A bomb is dropped by a fighter plane flying horizontally. To an observer sitting in the plane, the trajectory of the bomb is a :

• A. parabola in the direction of motion of plane
• B. straight line vertically down the plane
• C. parabola in a direction opposite to the motion of plane
• D. hyperbola

Hint:

In problems of relative motion, always identify the frame of reference. For an object dropped from a vehicle moving with constant velocity (neglecting air resistance), the object's horizontal velocity remains the same as the vehicle's. Thus, from the vehicle's perspective, there is no horizontal motion, only vertical motion.

Answer 1

The Correct Option is B

Step 1: Understanding the Question:
We need to determine the path of a bomb, as seen by an observer in the plane from which it was dropped.
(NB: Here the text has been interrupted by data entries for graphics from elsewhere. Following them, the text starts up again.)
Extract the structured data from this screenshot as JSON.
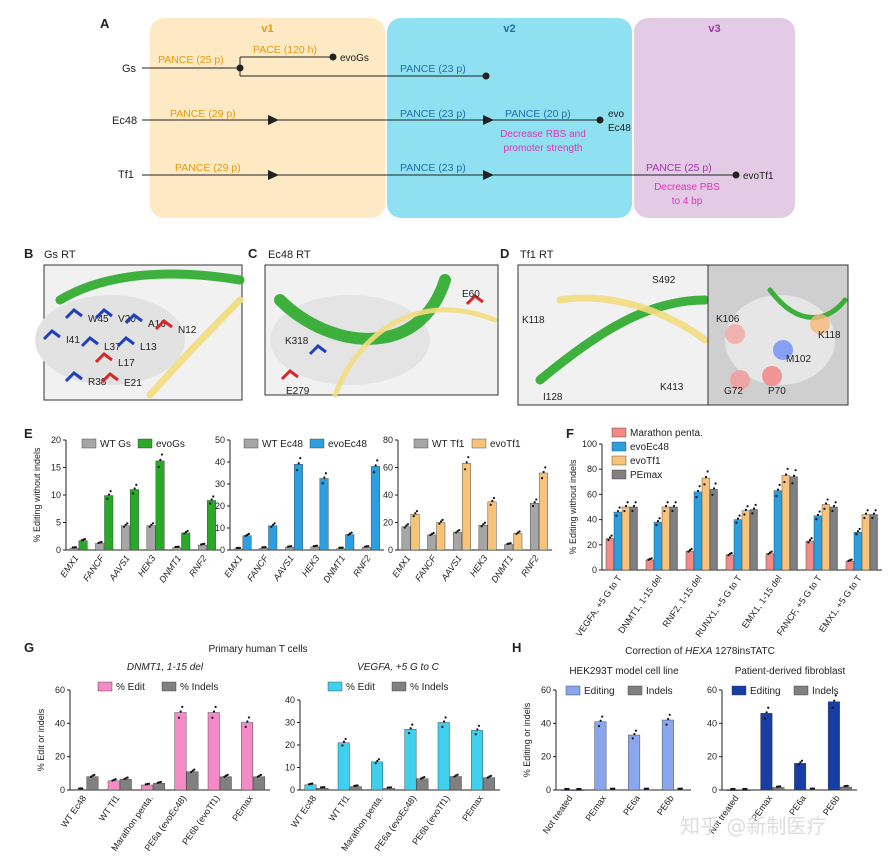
{
  "panels": {
    "A": {
      "label": "A",
      "phases": [
        {
          "name": "v1",
          "color": "#fde9c4",
          "text_color": "#e59a14"
        },
        {
          "name": "v2",
          "color": "#8fe1f1",
          "text_color": "#1f6ea8"
        },
        {
          "name": "v3",
          "color": "#e3cbe6",
          "text_color": "#9a3aa6"
        }
      ],
      "rows": [
        {
          "name": "Gs"
        },
        {
          "name": "Ec48"
        },
        {
          "name": "Tf1"
        }
      ],
      "labels": {
        "gs_v1": "PANCE (25 p)",
        "gs_pace": "PACE (120 h)",
        "gs_end": "evoGs",
        "gs_v2": "PANCE (23 p)",
        "ec_v1": "PANCE (29 p)",
        "ec_v2": "PANCE (23 p)",
        "ec_v2b": "PANCE (20 p)",
        "ec_end1": "evo",
        "ec_end2": "Ec48",
        "ec_note1": "Decrease RBS and",
        "ec_note2": "promoter strength",
        "tf_v1": "PANCE (29 p)",
        "tf_v2": "PANCE (23 p)",
        "tf_v3": "PANCE (25 p)",
        "tf_end": "evoTf1",
        "tf_note1": "Decrease PBS",
        "tf_note2": "to 4 bp"
      }
    },
    "B": {
      "label": "B",
      "title": "Gs RT",
      "residues": [
        {
          "name": "W45",
          "color": "#1f3fbf"
        },
        {
          "name": "V20",
          "color": "#1f3fbf"
        },
        {
          "name": "A16",
          "color": "#1f3fbf"
        },
        {
          "name": "N12",
          "color": "#d62828"
        },
        {
          "name": "I41",
          "color": "#1f3fbf"
        },
        {
          "name": "L37",
          "color": "#1f3fbf"
        },
        {
          "name": "L13",
          "color": "#1f3fbf"
        },
        {
          "name": "L17",
          "color": "#d62828"
        },
        {
          "name": "R38",
          "color": "#1f3fbf"
        },
        {
          "name": "E21",
          "color": "#d62828"
        }
      ]
    },
    "C": {
      "label": "C",
      "title": "Ec48 RT",
      "residues": [
        {
          "name": "E60"
        },
        {
          "name": "K318"
        },
        {
          "name": "E279"
        }
      ]
    },
    "D": {
      "label": "D",
      "title": "Tf1 RT",
      "residues_left": [
        {
          "name": "S492"
        },
        {
          "name": "K118"
        },
        {
          "name": "K413"
        },
        {
          "name": "I128"
        }
      ],
      "residues_right": [
        {
          "name": "K106"
        },
        {
          "name": "K118"
        },
        {
          "name": "M102"
        },
        {
          "name": "G72"
        },
        {
          "name": "P70"
        }
      ]
    },
    "F_label": "F",
    "E_label": "E",
    "G_label": "G",
    "H_label": "H",
    "G_title": "Primary human T cells",
    "H_title_pre": "Correction of ",
    "H_title_gene": "HEXA",
    "H_title_post": " 1278insTATC"
  },
  "colors": {
    "wt": "#a6a6a6",
    "gs": "#2aa82a",
    "ec": "#2b9fe0",
    "tf": "#f7c27a",
    "marathon": "#f28b86",
    "pemax": "#808080",
    "pink": "#f48ac7",
    "cyan": "#3fd0ee",
    "hek": "#8aa6ef",
    "fibro": "#173ea5",
    "indel": "#808080"
  },
  "chart_data": [
    {
      "id": "E1",
      "type": "bar",
      "ylabel": "% Editing without indels",
      "ylim": [
        0,
        20
      ],
      "yticks": [
        0,
        5,
        10,
        15,
        20
      ],
      "categories": [
        "EMX1",
        "FANCF",
        "AAVS1",
        "HEK3",
        "DNMT1",
        "RNF2"
      ],
      "series": [
        {
          "name": "WT Gs",
          "color": "wt",
          "values": [
            0.3,
            1.2,
            4.4,
            4.4,
            0.4,
            0.9
          ]
        },
        {
          "name": "evoGs",
          "color": "gs",
          "values": [
            1.7,
            9.9,
            11.0,
            16.2,
            3.1,
            9.0
          ]
        }
      ]
    },
    {
      "id": "E2",
      "type": "bar",
      "ylim": [
        0,
        50
      ],
      "yticks": [
        0,
        10,
        20,
        30,
        40,
        50
      ],
      "categories": [
        "EMX1",
        "FANCF",
        "AAVS1",
        "HEK3",
        "DNMT1",
        "RNF2"
      ],
      "series": [
        {
          "name": "WT Ec48",
          "color": "wt",
          "values": [
            0.5,
            0.8,
            1.2,
            1.4,
            0.6,
            1.2
          ]
        },
        {
          "name": "evoEc48",
          "color": "ec",
          "values": [
            6.5,
            11.0,
            39.0,
            32.5,
            7.0,
            38.0
          ]
        }
      ]
    },
    {
      "id": "E3",
      "type": "bar",
      "ylim": [
        0,
        80
      ],
      "yticks": [
        0,
        20,
        40,
        60,
        80
      ],
      "categories": [
        "EMX1",
        "FANCF",
        "AAVS1",
        "HEK3",
        "DNMT1",
        "RNF2"
      ],
      "series": [
        {
          "name": "WT Tf1",
          "color": "wt",
          "values": [
            17,
            11,
            13,
            18,
            4,
            34
          ]
        },
        {
          "name": "evoTf1",
          "color": "tf",
          "values": [
            26,
            20,
            63,
            35,
            12,
            56
          ]
        }
      ]
    },
    {
      "id": "F",
      "type": "bar",
      "ylabel": "% Editing without indels",
      "ylim": [
        0,
        100
      ],
      "yticks": [
        0,
        20,
        40,
        60,
        80,
        100
      ],
      "categories": [
        "VEGFA, +5 G to T",
        "DNMT1, 1-15 del",
        "RNF2, 1-15 del",
        "RUNX1, +5 G to T",
        "EMX1, 1-15 del",
        "FANCF, +5 G to T",
        "EMX1, +5 G to T"
      ],
      "series": [
        {
          "name": "Marathon penta.",
          "color": "marathon",
          "values": [
            25,
            8,
            15,
            12,
            13,
            23,
            7
          ]
        },
        {
          "name": "evoEc48",
          "color": "ec",
          "values": [
            46,
            38,
            62,
            40,
            63,
            43,
            30
          ]
        },
        {
          "name": "evoTf1",
          "color": "tf",
          "values": [
            50,
            50,
            73,
            47,
            75,
            52,
            44
          ]
        },
        {
          "name": "PEmax",
          "color": "pemax",
          "values": [
            50,
            50,
            64,
            48,
            74,
            50,
            44
          ]
        }
      ]
    },
    {
      "id": "G1",
      "type": "bar",
      "title": "DNMT1, 1-15 del",
      "ylabel": "% Edit or indels",
      "ylim": [
        0,
        60
      ],
      "yticks": [
        0,
        20,
        40,
        60
      ],
      "categories": [
        "WT Ec48",
        "WT Tf1",
        "Marathon penta.",
        "PE6a (evoEc48)",
        "PE6b (evoTf1)",
        "PEmax"
      ],
      "series": [
        {
          "name": "% Edit",
          "color": "pink",
          "values": [
            0.3,
            5.5,
            3.0,
            46.5,
            46.5,
            40.5
          ]
        },
        {
          "name": "% Indels",
          "color": "indel",
          "values": [
            8.0,
            6.5,
            4.0,
            11.0,
            8.0,
            8.0
          ]
        }
      ]
    },
    {
      "id": "G2",
      "type": "bar",
      "title": "VEGFA, +5 G to C",
      "ylim": [
        0,
        40
      ],
      "yticks": [
        0,
        10,
        20,
        30,
        40
      ],
      "categories": [
        "WT Ec48",
        "WT Tf1",
        "Marathon penta.",
        "PE6a (evoEc48)",
        "PE6b (evoTf1)",
        "PEmax"
      ],
      "series": [
        {
          "name": "% Edit",
          "color": "cyan",
          "values": [
            2.3,
            21.0,
            12.5,
            27.0,
            30.0,
            26.5
          ]
        },
        {
          "name": "% Indels",
          "color": "indel",
          "values": [
            0.8,
            1.5,
            0.7,
            5.0,
            6.0,
            5.5
          ]
        }
      ]
    },
    {
      "id": "H1",
      "type": "bar",
      "title": "HEK293T model cell line",
      "ylabel": "% Editing or indels",
      "ylim": [
        0,
        60
      ],
      "yticks": [
        0,
        20,
        40,
        60
      ],
      "categories": [
        "Not treated",
        "PEmax",
        "PE6a",
        "PE6b"
      ],
      "series": [
        {
          "name": "Editing",
          "color": "hek",
          "values": [
            0,
            41,
            33,
            42
          ]
        },
        {
          "name": "Indels",
          "color": "indel",
          "values": [
            0,
            0.2,
            0.2,
            0.2
          ]
        }
      ]
    },
    {
      "id": "H2",
      "type": "bar",
      "title": "Patient-derived fibroblast",
      "ylim": [
        0,
        60
      ],
      "yticks": [
        0,
        20,
        40,
        60
      ],
      "categories": [
        "Not treated",
        "PEmax",
        "PE6a",
        "PE6b"
      ],
      "series": [
        {
          "name": "Editing",
          "color": "fibro",
          "values": [
            0,
            46,
            16,
            53
          ]
        },
        {
          "name": "Indels",
          "color": "indel",
          "values": [
            0,
            1.5,
            0.3,
            1.8
          ]
        }
      ]
    }
  ],
  "watermark": "知乎 @新制医疗"
}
The plane is flying horizontally. We will neglect air resistance.
Step 2: Key Formula or Approach:
This is a problem of relative motion. We need to analyze the motion of the bomb in the frame of reference of the airplane.
Let \( \vec{v}_{b,g} \) be the velocity of the bomb relative to the ground.
Let \( \vec{v}_{p,g} \) be the velocity of the plane relative to the ground.
The velocity of the bomb relative to the plane is \( \vec{v}_{b,p} = \vec{v}_{b,g} - \vec{v}_{p,g} \).
Step 3: Detailed Explanation:
Let the plane be flying with a constant horizontal velocity \( v_x \hat{i} \). So, \( \vec{v}_{p,g} = v_x \hat{i} \).
At the moment the bomb is dropped (t=0), it has the same horizontal velocity as the plane. Its initial velocity relative to the ground is \( \vec{v}_{b,g}(0) = v_x \hat{i} \).
After being dropped, the bomb is subject to gravity. Its velocity at any time t is:
- Horizontal component: \( v_{bx}(t) = v_x \) (constant, as there is no horizontal acceleration).
- Vertical component: \( v_{by}(t) = -gt \) (due to gravity, taking downward as negative).
So, the velocity of the bomb relative to the ground is \( \vec{v}_{b,g}(t) = v_x \hat{i} - gt \hat{j} \).
The velocity of the plane relative to the ground remains constant: \( \vec{v}_{p,g}(t) = v_x \hat{i} \).
Now, we find the velocity of the bomb relative to the plane:
\[ \vec{v}_{b,p}(t) = \vec{v}_{b,g}(t) - \vec{v}_{p,g}(t) \] \[ \vec{v}_{b,p}(t) = (v_x \hat{i} - gt \hat{j}) - (v_x \hat{i}) = -gt \hat{j} \] The result \( \vec{v}_{b,p}(t) = -gt \hat{j} \) shows that, in the plane's frame of reference, the bomb has no horizontal velocity component. Its only motion is a downward acceleration.
Therefore, to the observer in the plane, the bomb appears to fall straight down vertically.
Step 4: Final Answer:
The trajectory of the bomb as seen by an observer in the plane is a straight line vertically down. This corresponds to option (B). (Note: For an observer on the ground, the trajectory would be a parabola).